Anyway, I had a WONDERFUL run.  It was pretty much a winter wonderland.



Monday, February 16, 2015

Sleeping on the Top of Your Head

During this brutal cold snap here in the northeast, we're hibernating.  Our cat Tizzy is relaxing in front of the fire. 

Image credit Gary

I just love how cats can roll up and sleep on the top of their heads.


Sunday, February 15, 2015

Cats in Art: Girl and Cat (Balthus)

From my continuing weekly Sunday series of cats in art.
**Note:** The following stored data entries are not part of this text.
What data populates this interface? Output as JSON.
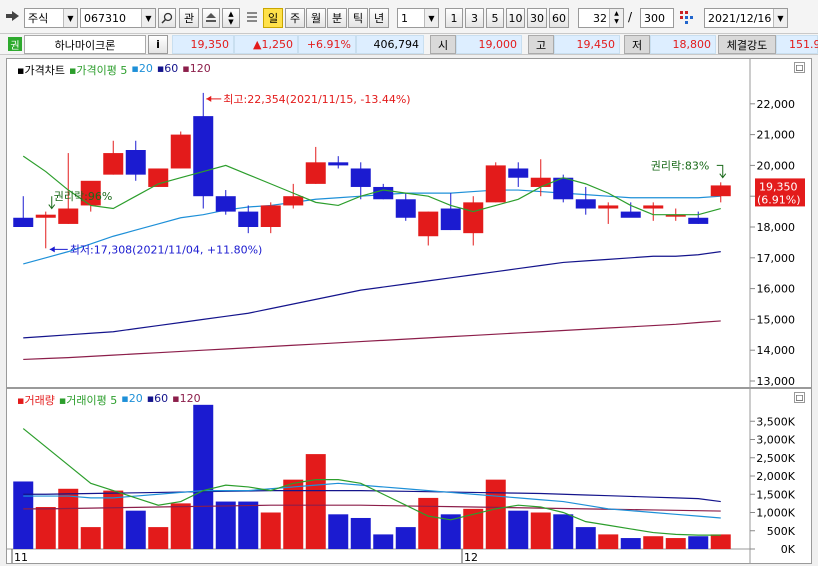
{
  "toolbar": {
    "market": "주식",
    "code": "067310",
    "gwan": "관",
    "periods": [
      "일",
      "주",
      "월",
      "분",
      "틱",
      "년"
    ],
    "selected_period": "일",
    "interval_value": "1",
    "quick": [
      "1",
      "3",
      "5",
      "10",
      "30",
      "60"
    ],
    "count": "32",
    "count_sep": "/",
    "total": "300",
    "date": "2021/12/16"
  },
  "quote": {
    "badge": "권",
    "name": "하나마이크론",
    "info": "i",
    "price": "19,350",
    "change": "▲1,250",
    "change_pct": "+6.91%",
    "volume": "406,794",
    "open_label": "시",
    "open": "19,000",
    "high_label": "고",
    "high": "19,450",
    "low_label": "저",
    "low": "18,800",
    "strength_label": "체결강도",
    "strength": "151.9"
  },
  "colors": {
    "up": "#e31b1b",
    "down": "#1b1bd0",
    "ma5": "#2c9e2c",
    "ma20": "#1e90d8",
    "ma60": "#14148c",
    "ma120": "#8c1e4a"
  },
  "price_chart": {
    "legend": [
      {
        "text": "가격차트",
        "color": "#000000"
      },
      {
        "text": "가격이평 5",
        "color": "#2c9e2c"
      },
      {
        "text": "20",
        "color": "#1e90d8"
      },
      {
        "text": "60",
        "color": "#14148c"
      },
      {
        "text": "120",
        "color": "#8c1e4a"
      }
    ],
    "y_labels": [
      "22,000",
      "21,000",
      "20,000",
      "19,000",
      "18,000",
      "17,000",
      "16,000",
      "15,000",
      "14,000",
      "13,000"
    ],
    "annotations": {
      "high": "최고:22,354(2021/11/15, -13.44%)",
      "low": "최저:17,308(2021/11/04, +11.80%)",
      "rights1": "권리락:96%",
      "rights2": "권리락:83%",
      "last_price": "19,350",
      "last_pct": "(6.91%)"
    }
  },
  "volume_chart": {
    "legend": [
      {
        "text": "거래량",
        "color": "#e31b1b"
      },
      {
        "text": "거래이평 5",
        "color": "#2c9e2c"
      },
      {
        "text": "20",
        "color": "#1e90d8"
      },
      {
        "text": "60",
        "color": "#14148c"
      },
      {
        "text": "120",
        "color": "#8c1e4a"
      }
    ],
    "y_labels": [
      "3,500K",
      "3,000K",
      "2,500K",
      "2,000K",
      "1,500K",
      "1,000K",
      "500K",
      "0K"
    ],
    "x_labels": [
      "11",
      "12"
    ]
  },
  "chart_data": {
    "type": "candlestick",
    "price_ylim": [
      13000,
      23000
    ],
    "volume_ylim": [
      0,
      4000000
    ],
    "candles": [
      {
        "o": 18300,
        "h": 19000,
        "l": 18000,
        "c": 18000
      },
      {
        "o": 18300,
        "h": 18500,
        "l": 17308,
        "c": 18400
      },
      {
        "o": 18100,
        "h": 20400,
        "l": 18100,
        "c": 18600
      },
      {
        "o": 18700,
        "h": 19300,
        "l": 18500,
        "c": 19500
      },
      {
        "o": 19700,
        "h": 20800,
        "l": 19700,
        "c": 20400
      },
      {
        "o": 20500,
        "h": 20800,
        "l": 19500,
        "c": 19700
      },
      {
        "o": 19300,
        "h": 19900,
        "l": 19300,
        "c": 19900
      },
      {
        "o": 19900,
        "h": 21100,
        "l": 19900,
        "c": 21000
      },
      {
        "o": 21600,
        "h": 22354,
        "l": 18600,
        "c": 19000
      },
      {
        "o": 19000,
        "h": 19200,
        "l": 18400,
        "c": 18500
      },
      {
        "o": 18500,
        "h": 18700,
        "l": 17800,
        "c": 18000
      },
      {
        "o": 18000,
        "h": 18800,
        "l": 17800,
        "c": 18700
      },
      {
        "o": 18700,
        "h": 19400,
        "l": 18600,
        "c": 19000
      },
      {
        "o": 19400,
        "h": 20600,
        "l": 19400,
        "c": 20100
      },
      {
        "o": 20100,
        "h": 20300,
        "l": 19900,
        "c": 20000
      },
      {
        "o": 19900,
        "h": 20100,
        "l": 18900,
        "c": 19300
      },
      {
        "o": 19300,
        "h": 19400,
        "l": 18900,
        "c": 18900
      },
      {
        "o": 18900,
        "h": 19100,
        "l": 18200,
        "c": 18300
      },
      {
        "o": 17700,
        "h": 18500,
        "l": 17400,
        "c": 18500
      },
      {
        "o": 18600,
        "h": 19100,
        "l": 17900,
        "c": 17900
      },
      {
        "o": 17800,
        "h": 19000,
        "l": 17400,
        "c": 18800
      },
      {
        "o": 18800,
        "h": 20100,
        "l": 18800,
        "c": 20000
      },
      {
        "o": 19900,
        "h": 20100,
        "l": 19300,
        "c": 19600
      },
      {
        "o": 19300,
        "h": 20200,
        "l": 19000,
        "c": 19600
      },
      {
        "o": 19600,
        "h": 19700,
        "l": 18800,
        "c": 18900
      },
      {
        "o": 18900,
        "h": 19300,
        "l": 18400,
        "c": 18600
      },
      {
        "o": 18600,
        "h": 18800,
        "l": 18100,
        "c": 18700
      },
      {
        "o": 18500,
        "h": 18800,
        "l": 18400,
        "c": 18300
      },
      {
        "o": 18600,
        "h": 18800,
        "l": 18200,
        "c": 18700
      },
      {
        "o": 18400,
        "h": 18600,
        "l": 18200,
        "c": 18400
      },
      {
        "o": 18300,
        "h": 18500,
        "l": 18100,
        "c": 18100
      },
      {
        "o": 19000,
        "h": 19450,
        "l": 18800,
        "c": 19350
      }
    ],
    "volume": [
      1850000,
      1150000,
      1650000,
      600000,
      1600000,
      1050000,
      600000,
      1250000,
      3950000,
      1300000,
      1300000,
      1000000,
      1900000,
      2600000,
      950000,
      850000,
      400000,
      600000,
      1400000,
      950000,
      1100000,
      1900000,
      1050000,
      1000000,
      950000,
      600000,
      400000,
      300000,
      350000,
      300000,
      350000,
      400000
    ],
    "ma": {
      "price_ma5": [
        20300,
        19800,
        19200,
        18700,
        18600,
        19000,
        19400,
        19600,
        19800,
        20000,
        19700,
        19400,
        19100,
        18800,
        18700,
        19000,
        19200,
        19100,
        19000,
        18700,
        18500,
        18700,
        18900,
        19300,
        19600,
        19400,
        19100,
        18700,
        18400,
        18400,
        18400,
        18600
      ],
      "price_ma20": [
        16800,
        17000,
        17200,
        17450,
        17700,
        17900,
        18100,
        18300,
        18400,
        18550,
        18650,
        18700,
        18800,
        18900,
        18950,
        19000,
        19050,
        19100,
        19100,
        19100,
        19150,
        19200,
        19200,
        19150,
        19100,
        19050,
        19000,
        18950,
        18950,
        18950,
        18950,
        19000
      ],
      "price_ma60": [
        14400,
        14450,
        14500,
        14550,
        14600,
        14700,
        14800,
        14900,
        15000,
        15100,
        15200,
        15350,
        15500,
        15650,
        15800,
        15950,
        16050,
        16150,
        16250,
        16350,
        16450,
        16550,
        16650,
        16750,
        16850,
        16900,
        16950,
        17000,
        17050,
        17050,
        17100,
        17200
      ],
      "price_ma120": [
        13700,
        13730,
        13760,
        13800,
        13840,
        13880,
        13920,
        13960,
        14000,
        14040,
        14080,
        14120,
        14160,
        14200,
        14240,
        14280,
        14320,
        14360,
        14400,
        14440,
        14480,
        14520,
        14560,
        14600,
        14640,
        14680,
        14720,
        14760,
        14800,
        14840,
        14900,
        14950
      ],
      "vol_ma5": [
        3300000,
        2800000,
        2300000,
        1800000,
        1600000,
        1400000,
        1200000,
        1300000,
        1600000,
        1750000,
        1700000,
        1600000,
        1800000,
        1900000,
        1900000,
        1800000,
        1500000,
        1200000,
        900000,
        800000,
        950000,
        1100000,
        1200000,
        1150000,
        1000000,
        750000,
        650000,
        550000,
        450000,
        400000,
        380000,
        380000
      ],
      "vol_ma20": [
        1450000,
        1450000,
        1450000,
        1400000,
        1400000,
        1450000,
        1500000,
        1550000,
        1600000,
        1600000,
        1600000,
        1650000,
        1700000,
        1750000,
        1800000,
        1750000,
        1700000,
        1650000,
        1600000,
        1550000,
        1500000,
        1450000,
        1400000,
        1350000,
        1300000,
        1200000,
        1100000,
        1050000,
        1000000,
        950000,
        900000,
        850000
      ],
      "vol_ma60": [
        1500000,
        1500000,
        1510000,
        1520000,
        1530000,
        1540000,
        1550000,
        1560000,
        1570000,
        1580000,
        1590000,
        1600000,
        1600000,
        1600000,
        1600000,
        1600000,
        1590000,
        1580000,
        1570000,
        1560000,
        1550000,
        1540000,
        1530000,
        1520000,
        1500000,
        1480000,
        1460000,
        1440000,
        1420000,
        1400000,
        1380000,
        1300000
      ],
      "vol_ma120": [
        1100000,
        1100000,
        1110000,
        1120000,
        1130000,
        1140000,
        1150000,
        1160000,
        1170000,
        1180000,
        1190000,
        1200000,
        1200000,
        1200000,
        1200000,
        1200000,
        1190000,
        1180000,
        1170000,
        1160000,
        1150000,
        1140000,
        1130000,
        1120000,
        1110000,
        1100000,
        1090000,
        1080000,
        1070000,
        1060000,
        1050000,
        1040000
      ]
    }
  }
}
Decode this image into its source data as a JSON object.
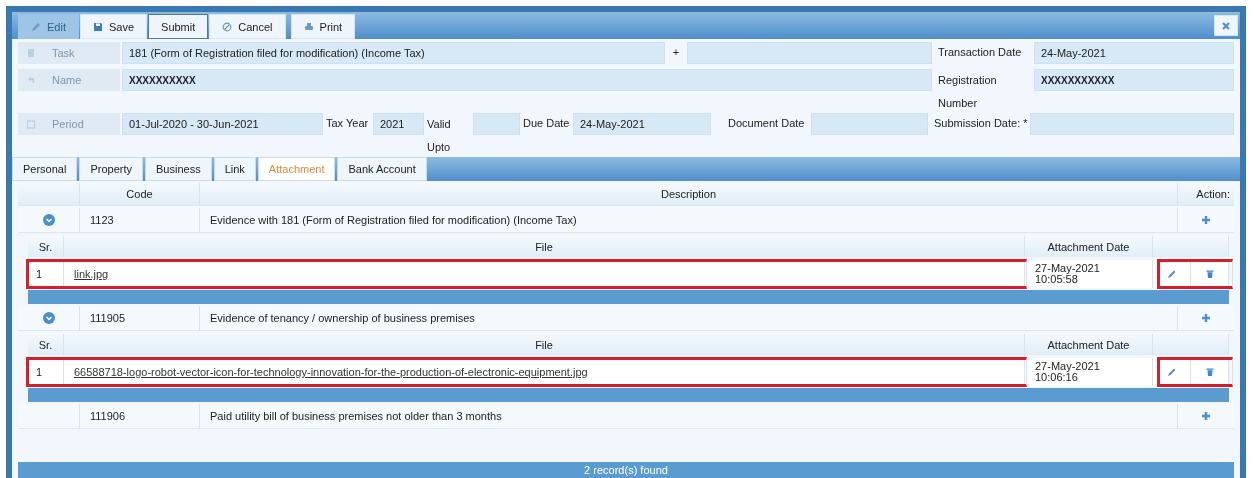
{
  "toolbar": [
    {
      "label": "Edit",
      "kind": "pencil",
      "disabled": true
    },
    {
      "label": "Save",
      "kind": "disk",
      "disabled": false
    },
    {
      "label": "Submit",
      "kind": "plain",
      "disabled": false
    },
    {
      "label": "Cancel",
      "kind": "ban",
      "disabled": false
    },
    {
      "label": "Print",
      "kind": "printer",
      "disabled": false
    }
  ],
  "form": {
    "task": {
      "label": "Task",
      "value": "181 (Form of Registration filed for modification) (Income Tax)",
      "separator": "+"
    },
    "transaction_date": {
      "label": "Transaction Date",
      "value": "24-May-2021"
    },
    "name": {
      "label": "Name",
      "value": "XXXXXXXXXX"
    },
    "registration_number": {
      "label_lines": [
        "Registration",
        "Number"
      ],
      "value": "XXXXXXXXXXX"
    },
    "period": {
      "label": "Period",
      "value": "01-Jul-2020 -  30-Jun-2021"
    },
    "tax_year": {
      "label": "Tax Year",
      "value": "2021"
    },
    "valid_upto": {
      "label_lines": [
        "Valid",
        "Upto"
      ]
    },
    "due_date": {
      "label": "Due Date",
      "value": "24-May-2021"
    },
    "document_date": {
      "label": "Document Date"
    },
    "submission_date": {
      "label": "Submission Date: *"
    }
  },
  "tabs": [
    {
      "label": "Personal",
      "selected": false
    },
    {
      "label": "Property",
      "selected": false
    },
    {
      "label": "Business",
      "selected": false
    },
    {
      "label": "Link",
      "selected": false
    },
    {
      "label": "Attachment",
      "selected": true
    },
    {
      "label": "Bank Account",
      "selected": false
    }
  ],
  "table": {
    "columns": [
      "Code",
      "Description",
      "Action:"
    ],
    "rows": [
      {
        "code": "1123",
        "description": "Evidence with 181 (Form of Registration filed for modification) (Income Tax)",
        "file_columns": [
          "Sr.",
          "File",
          "Attachment Date"
        ],
        "files": [
          {
            "sr": "1",
            "file": "link.jpg",
            "date": "27-May-2021",
            "time": "10:05:58",
            "highlighted": true
          }
        ]
      },
      {
        "code": "111905",
        "description": "Evidence of tenancy / ownership of business premises",
        "file_columns": [
          "Sr.",
          "File",
          "Attachment Date"
        ],
        "files": [
          {
            "sr": "1",
            "file": "66588718-logo-robot-vector-icon-for-technology-innovation-for-the-production-of-electronic-equipment.jpg",
            "date": "27-May-2021",
            "time": "10:06:16",
            "highlighted": true
          }
        ]
      },
      {
        "code": "111906",
        "description": "Paid utility bill of business premises not older than 3 months",
        "file_columns": [],
        "files": []
      }
    ],
    "footer": "2 record(s) found"
  }
}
I am using some ideas from the coffee table book, The Cat in Art, by Stefano Zuffi.  This is the second of a series focusing on the art of Balthazar Klossowski de Rola--AKA Balthus.


Image credit WikiArt.  Girl and Cat, 1937, dimensions and media not specified, held in a private collection.

The kitty is resting there in the right foreground, impassive, as though it were the Sphinx.  I wish the cat were not so dark, but it certainly is an excellent rendering.  Plus I wonder about the kitty's focus: while the girl is regarding the painter with a bored expression, the cat seems focused on something happening right in front of it, to the center, but just off-canvas.

While for me--of course--the cat is the primary object, I must note how the background of the painting is quite dark, with little detail.  Balthus bathes the girl in light to focus nearly all the attention of the viewer on her.

Though it pains me to admit it, the kitty is but an afterthought.